Degruton looked wistful. “That would be interesting, wouldn’t it?” He frowned and shook his head. “Unfortunately, that is one barrier beyond which we cannot go. As with the speed of light, nature has its limits.”
“So the future can only arrive the old-fashioned way?”
“By becoming the present? Precisely.”
Sovergarde pursed her lips with dis-« appointment and consulted her notes. “About this technique—”
“We call it Shift Dispersion, or SD.”
“All right, SD. Does it have a practical application?”
“Does a baby, Ms. Sovergarde? Give it time.”
“Then do you have anything in mind? I mean, on a larger scale than the experiment you just described?” “Oh indeed.”
“Can you tell me what it is?”
“Not really. After all, we are at the beginning of years of development work. But perhaps—” Degruton hesitated, then added weakly, “Really, it is rather premature.”
The famous Sovergarde smile. “Oh Doctor, do tell.”
Degruton blushed, took a deep breath. “Dinosaurs.”
Ten years later.
The Francis Bacon was a big ship, originally constructed as a bulk carrier for the Mars run.

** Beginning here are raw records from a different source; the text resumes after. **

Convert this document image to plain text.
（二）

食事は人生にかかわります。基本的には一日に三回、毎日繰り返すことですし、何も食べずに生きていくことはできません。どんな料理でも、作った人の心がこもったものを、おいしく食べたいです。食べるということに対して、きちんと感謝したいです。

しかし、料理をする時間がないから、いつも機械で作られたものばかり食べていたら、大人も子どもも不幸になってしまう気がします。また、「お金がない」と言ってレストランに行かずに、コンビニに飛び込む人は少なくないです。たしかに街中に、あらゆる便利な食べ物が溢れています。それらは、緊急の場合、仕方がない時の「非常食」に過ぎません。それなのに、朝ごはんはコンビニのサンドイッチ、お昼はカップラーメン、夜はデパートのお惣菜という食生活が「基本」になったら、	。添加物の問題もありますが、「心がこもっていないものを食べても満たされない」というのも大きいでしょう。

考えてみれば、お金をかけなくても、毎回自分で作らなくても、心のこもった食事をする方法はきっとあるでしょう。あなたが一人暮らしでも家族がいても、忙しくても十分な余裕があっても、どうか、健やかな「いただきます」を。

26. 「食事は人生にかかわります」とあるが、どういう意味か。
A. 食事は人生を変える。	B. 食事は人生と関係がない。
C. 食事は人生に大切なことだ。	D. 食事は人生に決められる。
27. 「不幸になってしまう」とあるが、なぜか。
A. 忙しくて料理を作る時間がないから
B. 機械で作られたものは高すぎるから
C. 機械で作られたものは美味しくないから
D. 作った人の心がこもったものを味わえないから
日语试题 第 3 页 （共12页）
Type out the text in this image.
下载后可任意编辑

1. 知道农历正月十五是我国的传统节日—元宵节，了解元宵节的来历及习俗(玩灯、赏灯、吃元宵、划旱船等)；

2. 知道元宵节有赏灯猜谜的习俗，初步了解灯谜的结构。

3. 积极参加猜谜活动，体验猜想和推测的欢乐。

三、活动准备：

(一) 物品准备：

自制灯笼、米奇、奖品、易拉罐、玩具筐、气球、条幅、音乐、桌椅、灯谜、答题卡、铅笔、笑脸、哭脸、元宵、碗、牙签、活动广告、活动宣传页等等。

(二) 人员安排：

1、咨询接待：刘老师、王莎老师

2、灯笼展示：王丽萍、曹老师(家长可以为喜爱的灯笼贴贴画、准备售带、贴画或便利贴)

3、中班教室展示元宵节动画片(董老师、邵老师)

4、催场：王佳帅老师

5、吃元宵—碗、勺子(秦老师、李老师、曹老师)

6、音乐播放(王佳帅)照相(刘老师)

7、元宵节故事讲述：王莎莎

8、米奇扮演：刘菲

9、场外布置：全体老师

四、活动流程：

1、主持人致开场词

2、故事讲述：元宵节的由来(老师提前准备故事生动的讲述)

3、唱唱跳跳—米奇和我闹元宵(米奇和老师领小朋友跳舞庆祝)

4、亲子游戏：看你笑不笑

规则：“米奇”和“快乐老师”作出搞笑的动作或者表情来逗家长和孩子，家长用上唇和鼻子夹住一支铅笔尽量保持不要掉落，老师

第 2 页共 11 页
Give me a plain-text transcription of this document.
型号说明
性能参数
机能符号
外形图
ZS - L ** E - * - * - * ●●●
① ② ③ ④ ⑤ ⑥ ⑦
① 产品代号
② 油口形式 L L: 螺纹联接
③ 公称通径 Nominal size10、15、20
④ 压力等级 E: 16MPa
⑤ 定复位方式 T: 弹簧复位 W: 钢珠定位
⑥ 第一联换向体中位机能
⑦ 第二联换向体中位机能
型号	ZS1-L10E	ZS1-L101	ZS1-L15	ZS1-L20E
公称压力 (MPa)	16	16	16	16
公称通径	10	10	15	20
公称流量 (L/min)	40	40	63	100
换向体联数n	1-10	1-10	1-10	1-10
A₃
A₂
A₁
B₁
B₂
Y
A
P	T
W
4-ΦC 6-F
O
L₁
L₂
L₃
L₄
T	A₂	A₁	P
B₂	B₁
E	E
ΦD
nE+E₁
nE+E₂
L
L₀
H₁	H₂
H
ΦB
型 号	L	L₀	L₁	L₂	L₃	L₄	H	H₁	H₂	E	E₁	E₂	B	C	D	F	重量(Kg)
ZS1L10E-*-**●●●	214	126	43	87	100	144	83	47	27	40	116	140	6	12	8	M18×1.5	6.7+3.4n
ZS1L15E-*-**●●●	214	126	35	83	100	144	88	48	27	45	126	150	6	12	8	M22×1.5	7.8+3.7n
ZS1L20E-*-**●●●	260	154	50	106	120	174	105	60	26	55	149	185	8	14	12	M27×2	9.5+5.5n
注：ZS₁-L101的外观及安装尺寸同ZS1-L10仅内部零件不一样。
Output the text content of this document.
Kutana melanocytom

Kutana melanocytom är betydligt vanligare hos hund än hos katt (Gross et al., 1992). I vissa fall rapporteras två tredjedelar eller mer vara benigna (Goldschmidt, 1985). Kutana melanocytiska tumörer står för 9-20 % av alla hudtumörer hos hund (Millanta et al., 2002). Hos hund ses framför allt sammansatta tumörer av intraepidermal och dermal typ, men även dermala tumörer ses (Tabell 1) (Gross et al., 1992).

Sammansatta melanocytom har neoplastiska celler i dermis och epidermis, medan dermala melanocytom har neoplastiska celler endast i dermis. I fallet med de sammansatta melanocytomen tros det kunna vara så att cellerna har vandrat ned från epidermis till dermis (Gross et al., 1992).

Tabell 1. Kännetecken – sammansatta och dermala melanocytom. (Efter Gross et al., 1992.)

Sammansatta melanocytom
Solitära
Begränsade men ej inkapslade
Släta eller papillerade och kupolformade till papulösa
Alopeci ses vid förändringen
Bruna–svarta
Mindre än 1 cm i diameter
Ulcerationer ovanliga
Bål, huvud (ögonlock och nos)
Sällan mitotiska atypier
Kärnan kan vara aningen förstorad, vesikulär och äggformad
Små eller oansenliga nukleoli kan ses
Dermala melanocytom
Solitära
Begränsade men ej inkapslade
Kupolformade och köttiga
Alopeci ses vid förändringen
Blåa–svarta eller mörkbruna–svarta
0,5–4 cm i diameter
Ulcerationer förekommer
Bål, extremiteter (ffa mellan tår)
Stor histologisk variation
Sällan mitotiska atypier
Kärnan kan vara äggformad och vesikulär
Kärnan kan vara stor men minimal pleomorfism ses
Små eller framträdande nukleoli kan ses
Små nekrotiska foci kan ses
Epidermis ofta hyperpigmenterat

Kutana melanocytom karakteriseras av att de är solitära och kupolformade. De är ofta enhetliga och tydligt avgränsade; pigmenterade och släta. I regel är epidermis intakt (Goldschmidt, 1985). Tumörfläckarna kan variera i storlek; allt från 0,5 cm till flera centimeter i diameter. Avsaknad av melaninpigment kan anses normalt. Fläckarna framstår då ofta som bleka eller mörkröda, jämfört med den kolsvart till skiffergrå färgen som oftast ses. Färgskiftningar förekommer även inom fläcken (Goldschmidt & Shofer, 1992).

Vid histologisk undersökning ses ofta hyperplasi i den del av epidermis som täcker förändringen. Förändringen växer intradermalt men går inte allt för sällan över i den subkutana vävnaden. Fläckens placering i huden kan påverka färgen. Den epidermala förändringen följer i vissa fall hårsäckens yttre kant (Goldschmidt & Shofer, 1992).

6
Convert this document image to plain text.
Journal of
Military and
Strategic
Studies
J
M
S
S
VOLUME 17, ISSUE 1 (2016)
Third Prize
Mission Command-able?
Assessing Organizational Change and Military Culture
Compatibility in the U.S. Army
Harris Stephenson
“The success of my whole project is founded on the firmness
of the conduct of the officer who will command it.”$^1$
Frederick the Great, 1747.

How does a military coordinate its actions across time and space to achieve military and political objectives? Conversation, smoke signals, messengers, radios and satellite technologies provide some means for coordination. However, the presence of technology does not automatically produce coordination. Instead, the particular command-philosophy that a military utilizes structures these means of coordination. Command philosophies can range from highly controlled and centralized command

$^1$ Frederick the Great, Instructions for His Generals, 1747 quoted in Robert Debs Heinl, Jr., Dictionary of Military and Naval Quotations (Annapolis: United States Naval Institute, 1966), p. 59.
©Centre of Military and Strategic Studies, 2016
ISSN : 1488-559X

Now rebuilt to carry the massive SD generator in the main hold, her Sovergarde fusion-drive had brought her to station above the ecliptic in just over nine weeks.
Despite the ship’s size, personnel quarters were limited and cramped. So the presence of Gail Sovergarde, in addition to a dozen scientists and technicians, was initially resented by those of the ship ’s crew who assumed the journalist’s only asset, other than her looks and her network’s financial resources, was her famous grandfather. But Gail’s willing acceptance of routine chores, plus her charm and obvious intelligence, soon made her friends with everyone—including, to Degruton’s surprise—the other four women on board.
Degruton’s own relationship with this surprising female had matured over the years to something he thought was even better than marriage. Their commitment had no formal contract, their work frequently kept them apart, yet every reunion had the giddy, sensual aspect of a couple of teenagers discovering each other for the first time.